With R12/R13 + E7/E8 taking over from R10/R11 + E5/E6, are the former active issuers permanently retired, or just "taking a break" (are effectively 2 of the three backups for each algorithm)?
According to docs, they are retired
to be clear:
there are many R10/R11 issued certs that are still valid [not yet expired]
R10/R11 and E5/E6 still have active certs, but are no longer actively issuing new certs
R12/R13 and E7/E8 are actively using certs
And so, they're still "online" signing CRL responses.

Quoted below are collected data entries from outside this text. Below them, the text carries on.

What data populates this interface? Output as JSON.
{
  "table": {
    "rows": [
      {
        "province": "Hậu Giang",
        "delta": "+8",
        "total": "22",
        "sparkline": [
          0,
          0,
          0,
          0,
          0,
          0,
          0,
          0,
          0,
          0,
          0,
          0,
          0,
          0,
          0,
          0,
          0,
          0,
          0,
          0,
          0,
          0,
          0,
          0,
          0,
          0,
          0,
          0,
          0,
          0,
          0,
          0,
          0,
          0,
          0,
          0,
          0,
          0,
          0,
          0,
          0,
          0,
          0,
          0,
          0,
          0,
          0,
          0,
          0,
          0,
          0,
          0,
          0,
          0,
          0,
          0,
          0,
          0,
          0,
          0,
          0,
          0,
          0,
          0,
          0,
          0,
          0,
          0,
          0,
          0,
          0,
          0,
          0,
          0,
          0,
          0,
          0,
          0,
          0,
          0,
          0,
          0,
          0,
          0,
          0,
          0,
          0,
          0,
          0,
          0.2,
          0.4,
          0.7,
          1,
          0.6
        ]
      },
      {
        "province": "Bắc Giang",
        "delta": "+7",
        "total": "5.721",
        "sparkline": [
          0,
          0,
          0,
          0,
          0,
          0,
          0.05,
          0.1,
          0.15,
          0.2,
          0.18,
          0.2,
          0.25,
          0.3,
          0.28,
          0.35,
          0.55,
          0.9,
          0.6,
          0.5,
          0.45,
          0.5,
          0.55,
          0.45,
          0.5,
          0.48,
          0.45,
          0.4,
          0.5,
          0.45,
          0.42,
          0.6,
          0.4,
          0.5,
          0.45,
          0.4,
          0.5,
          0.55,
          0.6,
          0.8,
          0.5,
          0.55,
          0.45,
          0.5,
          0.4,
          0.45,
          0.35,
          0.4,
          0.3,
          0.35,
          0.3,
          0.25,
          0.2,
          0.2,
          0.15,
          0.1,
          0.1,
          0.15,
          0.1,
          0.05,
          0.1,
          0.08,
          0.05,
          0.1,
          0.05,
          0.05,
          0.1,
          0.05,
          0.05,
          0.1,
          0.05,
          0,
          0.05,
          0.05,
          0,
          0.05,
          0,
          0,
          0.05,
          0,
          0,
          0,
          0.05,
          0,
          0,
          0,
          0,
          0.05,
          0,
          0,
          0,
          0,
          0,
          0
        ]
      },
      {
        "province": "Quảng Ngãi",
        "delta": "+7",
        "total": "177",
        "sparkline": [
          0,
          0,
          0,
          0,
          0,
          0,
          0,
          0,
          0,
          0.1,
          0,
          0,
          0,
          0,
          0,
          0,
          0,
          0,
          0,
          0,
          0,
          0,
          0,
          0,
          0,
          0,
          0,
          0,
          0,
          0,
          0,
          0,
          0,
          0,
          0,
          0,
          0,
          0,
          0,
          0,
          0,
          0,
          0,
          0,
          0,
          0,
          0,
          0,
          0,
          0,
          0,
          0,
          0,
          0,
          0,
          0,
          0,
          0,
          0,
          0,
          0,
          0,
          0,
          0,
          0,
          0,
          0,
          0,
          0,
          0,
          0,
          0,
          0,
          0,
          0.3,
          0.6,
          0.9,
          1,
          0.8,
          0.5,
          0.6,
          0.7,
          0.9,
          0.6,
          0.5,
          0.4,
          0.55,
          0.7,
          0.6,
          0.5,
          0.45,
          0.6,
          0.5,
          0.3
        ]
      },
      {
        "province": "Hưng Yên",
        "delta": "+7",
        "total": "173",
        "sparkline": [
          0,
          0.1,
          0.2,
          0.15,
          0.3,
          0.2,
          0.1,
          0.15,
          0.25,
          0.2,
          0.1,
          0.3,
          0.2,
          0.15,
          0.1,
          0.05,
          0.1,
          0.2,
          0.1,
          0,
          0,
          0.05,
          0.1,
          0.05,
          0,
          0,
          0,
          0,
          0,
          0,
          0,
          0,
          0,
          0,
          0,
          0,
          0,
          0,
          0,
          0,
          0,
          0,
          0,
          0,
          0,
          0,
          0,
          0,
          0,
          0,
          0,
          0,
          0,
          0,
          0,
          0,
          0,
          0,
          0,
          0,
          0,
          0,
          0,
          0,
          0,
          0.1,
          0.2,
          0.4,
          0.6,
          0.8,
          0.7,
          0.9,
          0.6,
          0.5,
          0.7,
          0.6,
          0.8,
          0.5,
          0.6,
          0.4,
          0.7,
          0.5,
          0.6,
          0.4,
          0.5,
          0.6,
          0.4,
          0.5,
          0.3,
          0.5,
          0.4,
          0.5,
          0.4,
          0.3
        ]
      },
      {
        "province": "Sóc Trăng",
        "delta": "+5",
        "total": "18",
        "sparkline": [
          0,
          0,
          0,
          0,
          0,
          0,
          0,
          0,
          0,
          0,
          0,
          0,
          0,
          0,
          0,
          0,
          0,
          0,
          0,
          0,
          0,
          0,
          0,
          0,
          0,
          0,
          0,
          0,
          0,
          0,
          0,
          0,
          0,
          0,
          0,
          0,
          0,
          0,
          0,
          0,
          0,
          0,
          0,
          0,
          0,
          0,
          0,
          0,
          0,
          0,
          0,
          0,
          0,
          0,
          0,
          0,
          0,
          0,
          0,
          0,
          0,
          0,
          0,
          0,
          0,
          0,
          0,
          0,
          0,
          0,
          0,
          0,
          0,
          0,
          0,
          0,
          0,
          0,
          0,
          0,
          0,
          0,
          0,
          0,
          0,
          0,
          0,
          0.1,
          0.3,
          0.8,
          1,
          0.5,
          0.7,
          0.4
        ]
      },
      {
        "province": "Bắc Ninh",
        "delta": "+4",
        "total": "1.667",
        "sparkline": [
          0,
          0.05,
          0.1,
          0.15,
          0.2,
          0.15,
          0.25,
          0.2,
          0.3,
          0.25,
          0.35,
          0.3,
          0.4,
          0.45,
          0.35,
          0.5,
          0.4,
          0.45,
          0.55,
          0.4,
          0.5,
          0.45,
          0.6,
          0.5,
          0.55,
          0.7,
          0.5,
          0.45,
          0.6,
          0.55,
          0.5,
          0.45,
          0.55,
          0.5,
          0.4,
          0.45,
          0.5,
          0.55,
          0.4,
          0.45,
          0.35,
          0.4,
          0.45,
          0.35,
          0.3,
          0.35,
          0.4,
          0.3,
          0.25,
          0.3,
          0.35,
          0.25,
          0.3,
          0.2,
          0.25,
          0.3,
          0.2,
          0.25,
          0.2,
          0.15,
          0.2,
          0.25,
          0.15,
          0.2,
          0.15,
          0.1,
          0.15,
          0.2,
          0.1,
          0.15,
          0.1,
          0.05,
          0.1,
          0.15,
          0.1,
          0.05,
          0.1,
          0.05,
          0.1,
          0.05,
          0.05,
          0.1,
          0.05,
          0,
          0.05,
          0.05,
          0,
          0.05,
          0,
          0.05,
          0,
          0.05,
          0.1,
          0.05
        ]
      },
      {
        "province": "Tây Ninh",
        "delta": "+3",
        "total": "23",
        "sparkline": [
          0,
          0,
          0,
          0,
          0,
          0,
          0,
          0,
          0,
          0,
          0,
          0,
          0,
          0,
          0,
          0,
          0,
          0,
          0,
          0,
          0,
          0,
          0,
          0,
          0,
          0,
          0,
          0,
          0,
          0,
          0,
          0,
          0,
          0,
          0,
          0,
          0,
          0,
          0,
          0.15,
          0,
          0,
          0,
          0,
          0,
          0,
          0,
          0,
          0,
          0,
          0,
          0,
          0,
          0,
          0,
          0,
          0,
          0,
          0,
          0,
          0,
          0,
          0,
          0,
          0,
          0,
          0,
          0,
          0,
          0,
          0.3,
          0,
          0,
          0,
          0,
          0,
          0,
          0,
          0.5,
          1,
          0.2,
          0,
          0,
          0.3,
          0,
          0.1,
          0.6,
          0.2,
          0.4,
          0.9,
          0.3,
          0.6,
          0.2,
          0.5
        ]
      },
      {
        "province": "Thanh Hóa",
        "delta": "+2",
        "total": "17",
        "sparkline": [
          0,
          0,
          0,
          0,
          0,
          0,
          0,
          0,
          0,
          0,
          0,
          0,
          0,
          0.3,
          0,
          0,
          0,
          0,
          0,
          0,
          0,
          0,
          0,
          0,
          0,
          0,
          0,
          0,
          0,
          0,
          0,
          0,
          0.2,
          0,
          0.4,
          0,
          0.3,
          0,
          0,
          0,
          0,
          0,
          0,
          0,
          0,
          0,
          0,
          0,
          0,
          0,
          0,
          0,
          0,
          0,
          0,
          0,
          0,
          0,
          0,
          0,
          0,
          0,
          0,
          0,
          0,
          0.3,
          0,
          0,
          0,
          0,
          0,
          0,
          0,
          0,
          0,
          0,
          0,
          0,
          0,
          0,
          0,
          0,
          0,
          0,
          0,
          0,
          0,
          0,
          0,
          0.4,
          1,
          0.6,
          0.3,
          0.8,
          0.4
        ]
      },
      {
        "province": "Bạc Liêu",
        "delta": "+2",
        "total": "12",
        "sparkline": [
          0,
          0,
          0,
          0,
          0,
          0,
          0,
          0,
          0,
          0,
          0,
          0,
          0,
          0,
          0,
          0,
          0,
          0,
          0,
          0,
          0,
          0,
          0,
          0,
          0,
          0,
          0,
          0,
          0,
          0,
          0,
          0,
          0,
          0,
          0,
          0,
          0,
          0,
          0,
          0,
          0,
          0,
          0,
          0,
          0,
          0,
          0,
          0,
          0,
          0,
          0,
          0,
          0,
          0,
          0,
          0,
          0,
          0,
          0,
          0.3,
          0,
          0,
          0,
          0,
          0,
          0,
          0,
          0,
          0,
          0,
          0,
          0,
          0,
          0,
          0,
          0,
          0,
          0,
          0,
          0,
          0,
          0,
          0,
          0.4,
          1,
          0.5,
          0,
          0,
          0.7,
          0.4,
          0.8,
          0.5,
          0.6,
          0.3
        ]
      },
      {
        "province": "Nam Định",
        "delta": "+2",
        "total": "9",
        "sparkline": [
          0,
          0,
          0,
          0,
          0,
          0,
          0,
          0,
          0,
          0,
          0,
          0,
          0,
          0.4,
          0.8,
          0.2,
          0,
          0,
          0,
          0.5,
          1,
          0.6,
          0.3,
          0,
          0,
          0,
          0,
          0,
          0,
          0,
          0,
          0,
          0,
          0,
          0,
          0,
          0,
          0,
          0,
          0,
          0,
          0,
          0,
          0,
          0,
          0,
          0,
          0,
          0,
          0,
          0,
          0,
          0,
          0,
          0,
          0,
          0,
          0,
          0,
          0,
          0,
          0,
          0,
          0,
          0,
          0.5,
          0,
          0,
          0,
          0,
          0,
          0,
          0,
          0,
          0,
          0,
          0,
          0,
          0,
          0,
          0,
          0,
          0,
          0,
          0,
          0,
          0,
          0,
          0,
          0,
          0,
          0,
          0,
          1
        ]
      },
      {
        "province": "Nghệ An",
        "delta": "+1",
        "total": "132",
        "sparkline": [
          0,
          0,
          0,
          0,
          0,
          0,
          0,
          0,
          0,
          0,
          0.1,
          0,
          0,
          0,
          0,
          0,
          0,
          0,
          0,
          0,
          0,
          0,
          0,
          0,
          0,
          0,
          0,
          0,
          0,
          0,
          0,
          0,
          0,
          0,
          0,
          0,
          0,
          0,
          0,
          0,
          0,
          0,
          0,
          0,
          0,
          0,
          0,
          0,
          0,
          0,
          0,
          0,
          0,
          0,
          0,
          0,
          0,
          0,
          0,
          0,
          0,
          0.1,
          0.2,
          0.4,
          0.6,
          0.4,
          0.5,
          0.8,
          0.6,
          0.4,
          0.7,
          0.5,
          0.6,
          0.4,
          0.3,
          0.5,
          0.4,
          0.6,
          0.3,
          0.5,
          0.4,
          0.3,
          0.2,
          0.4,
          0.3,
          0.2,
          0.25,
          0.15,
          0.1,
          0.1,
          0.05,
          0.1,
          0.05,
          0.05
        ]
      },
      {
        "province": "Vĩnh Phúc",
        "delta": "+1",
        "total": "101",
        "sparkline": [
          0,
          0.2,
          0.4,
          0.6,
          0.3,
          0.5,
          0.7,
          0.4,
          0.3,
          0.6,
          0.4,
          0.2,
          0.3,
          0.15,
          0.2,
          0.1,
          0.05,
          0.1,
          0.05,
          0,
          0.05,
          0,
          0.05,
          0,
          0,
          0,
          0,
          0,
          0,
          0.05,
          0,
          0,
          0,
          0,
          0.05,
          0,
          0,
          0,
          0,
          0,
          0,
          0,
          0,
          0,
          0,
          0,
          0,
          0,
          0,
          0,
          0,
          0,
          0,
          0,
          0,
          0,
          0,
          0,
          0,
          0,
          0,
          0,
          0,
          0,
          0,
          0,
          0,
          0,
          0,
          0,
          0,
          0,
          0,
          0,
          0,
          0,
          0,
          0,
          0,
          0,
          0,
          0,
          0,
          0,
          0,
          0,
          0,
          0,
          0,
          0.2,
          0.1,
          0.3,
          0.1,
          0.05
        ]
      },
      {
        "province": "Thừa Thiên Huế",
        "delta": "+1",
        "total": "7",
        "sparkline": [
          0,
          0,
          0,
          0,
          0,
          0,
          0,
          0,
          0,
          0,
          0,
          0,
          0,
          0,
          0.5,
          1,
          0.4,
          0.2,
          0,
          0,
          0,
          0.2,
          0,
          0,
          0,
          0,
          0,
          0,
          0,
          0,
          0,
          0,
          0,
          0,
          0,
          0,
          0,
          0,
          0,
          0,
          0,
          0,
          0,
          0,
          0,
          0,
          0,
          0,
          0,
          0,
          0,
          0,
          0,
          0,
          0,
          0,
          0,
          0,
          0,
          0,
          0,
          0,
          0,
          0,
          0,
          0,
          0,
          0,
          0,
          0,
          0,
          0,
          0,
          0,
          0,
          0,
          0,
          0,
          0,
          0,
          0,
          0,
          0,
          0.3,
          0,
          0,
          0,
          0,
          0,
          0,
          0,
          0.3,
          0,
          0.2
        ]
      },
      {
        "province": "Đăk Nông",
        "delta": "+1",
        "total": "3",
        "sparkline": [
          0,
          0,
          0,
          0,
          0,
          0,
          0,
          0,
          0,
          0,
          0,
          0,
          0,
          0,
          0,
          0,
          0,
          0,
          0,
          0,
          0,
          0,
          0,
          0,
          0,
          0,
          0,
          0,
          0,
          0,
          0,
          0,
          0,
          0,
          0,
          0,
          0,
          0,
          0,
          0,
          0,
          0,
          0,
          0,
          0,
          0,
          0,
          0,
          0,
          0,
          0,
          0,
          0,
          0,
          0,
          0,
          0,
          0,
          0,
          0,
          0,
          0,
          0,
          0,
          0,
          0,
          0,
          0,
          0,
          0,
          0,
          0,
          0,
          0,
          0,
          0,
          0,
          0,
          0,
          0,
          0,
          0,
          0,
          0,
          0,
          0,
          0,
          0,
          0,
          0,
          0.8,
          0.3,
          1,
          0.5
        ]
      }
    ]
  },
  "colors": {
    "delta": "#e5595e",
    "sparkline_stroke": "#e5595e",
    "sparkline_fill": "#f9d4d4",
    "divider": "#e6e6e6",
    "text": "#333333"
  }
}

I think the question may be, "If Let's Encrypt has some compliance problem with R12/R13/E7/E8, will they maybe bring R10/R11/E5/E6 online to sign certs again?" I doubt they plan to, but it's not like they've destroyed the keys yet, so I suppose it's not impossible. Whether they do may depend on the nature of whatever is preventing them from continuing with R12/R13/E7/E8, and whether "rolling back" to prior intermediates is easier or harder for them than "rolling forward" to not-yet-used-for-issuing intermediates.
We don't plan to resume use of E5, E6, R10, R11, but of course there could be some unforeseen situation where that could be required.
Our next planned intermediate switch will be to YE1, YE2, YR1, YR2 next year.
We always want to keep a backup intermediate so we have an option to switch quickly in event of some compliance issue that could require us to revoke intermediates.
Thanks all, I should indeed have checked for changes at the Chains of Trust page.
I see the CAs in question are intended to now be retired, so in ~90 days, once the last of their issued EE certs expires, I'll post messages to the dane-users, postfix-users and dane-users mailing lists and update the Provisioning DANE-TA(2) TLSA records for Let's Encrypt CAs page to mark them accordingly.